Today’s Solutions: June 17, 2026

Before plastic can become recycled products, that plastic needs to be manually sorted by workers at a recycling center.

The problem is that recycling centers can’t afford to hire the number of people needed to sort through all the plastic they receive each day, and even if they could afford it, most people don’t want to spend up to 40 hours a week sorting through trash. In fact, recycling centers have a huge turnover rate, with many people quitting hours after starting the job.

Enter AMP Robotics, a Colorado-based startup that has created an AI-powered recycling robot that can sort through recyclables twice as fast as its human counterparts. The robot is essentially a large hollow box that hangs on a steel frame over a conveyor belt.

As reported by FreeThink, a camera feeds a stream of the recyclables passing below the bot to an AI software program, which has been trained to recognize different types of items with 99 percent accuracy.
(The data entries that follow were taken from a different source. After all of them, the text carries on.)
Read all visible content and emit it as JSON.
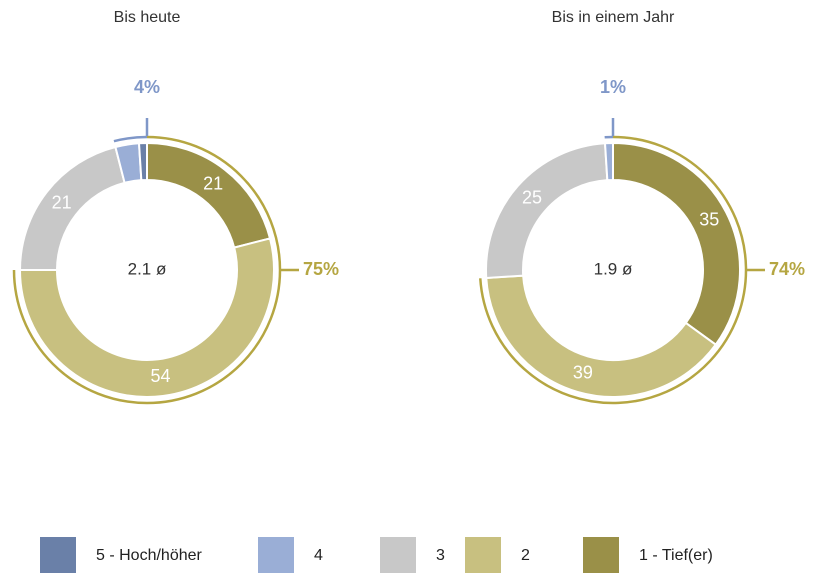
{
  "chart_data": [
    {
      "type": "donut",
      "title": "Bis heute",
      "center_label": "2.1 ø",
      "values": [
        1,
        3,
        21,
        54,
        21
      ],
      "annotations": [
        {
          "label": "75%",
          "color": "#b5a642"
        },
        {
          "label": "4%",
          "color": "#7f97c8"
        }
      ]
    },
    {
      "type": "donut",
      "title": "Bis in einem Jahr",
      "center_label": "1.9 ø",
      "values": [
        0,
        1,
        25,
        39,
        35
      ],
      "annotations": [
        {
          "label": "74%",
          "color": "#b5a642"
        },
        {
          "label": "1%",
          "color": "#7f97c8"
        }
      ]
    }
  ],
  "legend": {
    "labels": [
      "5 - Hoch/höher",
      "4",
      "3",
      "2",
      "1 - Tief(er)"
    ],
    "colors": [
      "#6a80a8",
      "#9aaed6",
      "#c8c8c8",
      "#c8c080",
      "#9a9048"
    ]
  }
}
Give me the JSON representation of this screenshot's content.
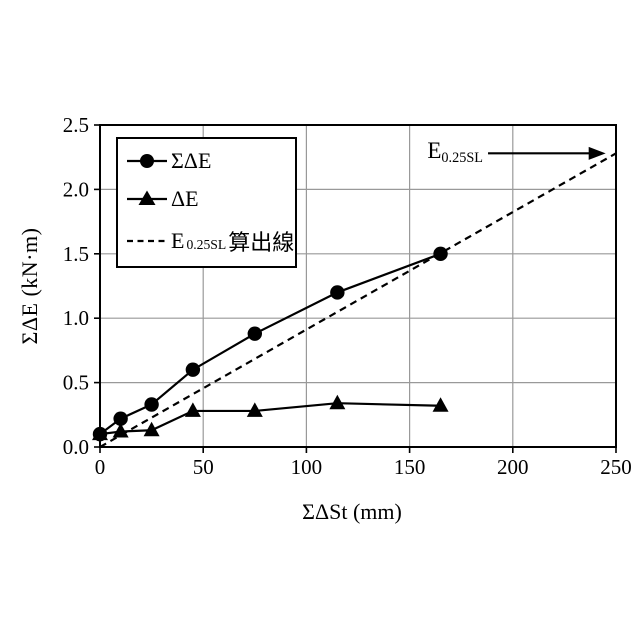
{
  "chart_data": {
    "type": "line",
    "title": "",
    "xlabel": "ΣΔSt (mm)",
    "ylabel": "ΣΔE (kN·m)",
    "xlim": [
      0,
      250
    ],
    "ylim": [
      0,
      2.5
    ],
    "xtick_labels": [
      "0",
      "50",
      "100",
      "150",
      "200",
      "250"
    ],
    "ytick_labels": [
      "0.0",
      "0.5",
      "1.0",
      "1.5",
      "2.0",
      "2.5"
    ],
    "grid": true,
    "grid_color": "#999999",
    "line_color": "#000000",
    "legend_position": "upper-left-inside",
    "series": [
      {
        "name": "ΣΔE",
        "marker": "circle",
        "line": "solid",
        "x": [
          0,
          10,
          25,
          45,
          75,
          115,
          165
        ],
        "y": [
          0.1,
          0.22,
          0.33,
          0.6,
          0.88,
          1.2,
          1.5
        ]
      },
      {
        "name": "ΔE",
        "marker": "triangle",
        "line": "solid",
        "x": [
          0,
          10,
          25,
          45,
          75,
          115,
          165
        ],
        "y": [
          0.1,
          0.12,
          0.13,
          0.28,
          0.28,
          0.34,
          0.32
        ]
      },
      {
        "name": "E0.25SL算出線",
        "marker": "none",
        "line": "dashed",
        "x": [
          0,
          250
        ],
        "y": [
          0,
          2.28
        ]
      }
    ]
  },
  "legend": {
    "items": [
      {
        "pre": "ΣΔE"
      },
      {
        "pre": "ΔE"
      },
      {
        "pre": "E",
        "sub": "0.25SL",
        "post": "算出線"
      }
    ]
  },
  "annotation": {
    "pre": "E",
    "sub": "0.25SL",
    "arrow_direction": "right",
    "arrow_x_data": [
      188,
      245
    ],
    "arrow_y_data": 2.28
  }
}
The AI has been trained to identify different items and use a suction cup on one of its three hands to pick up the recyclables and place them in the appropriate bins. Beyond the fact that the robot doesn’t burn out like humans, AMP’s robot also keeps a list of every item it recognizes and shares that list at the end of the day, allowing recycling centers to compile data about the types of materials they are receiving. 

When we first wrote about AMP Robotics in 2019, its trash-sorting robots had not been deployed at many recycling centers. Today, we can report that AMP has deployed hundreds of the robots at facilities across three continents and 20 states. That number is only expected to grow after AMP announced last week that it has secured another $55 million in funding.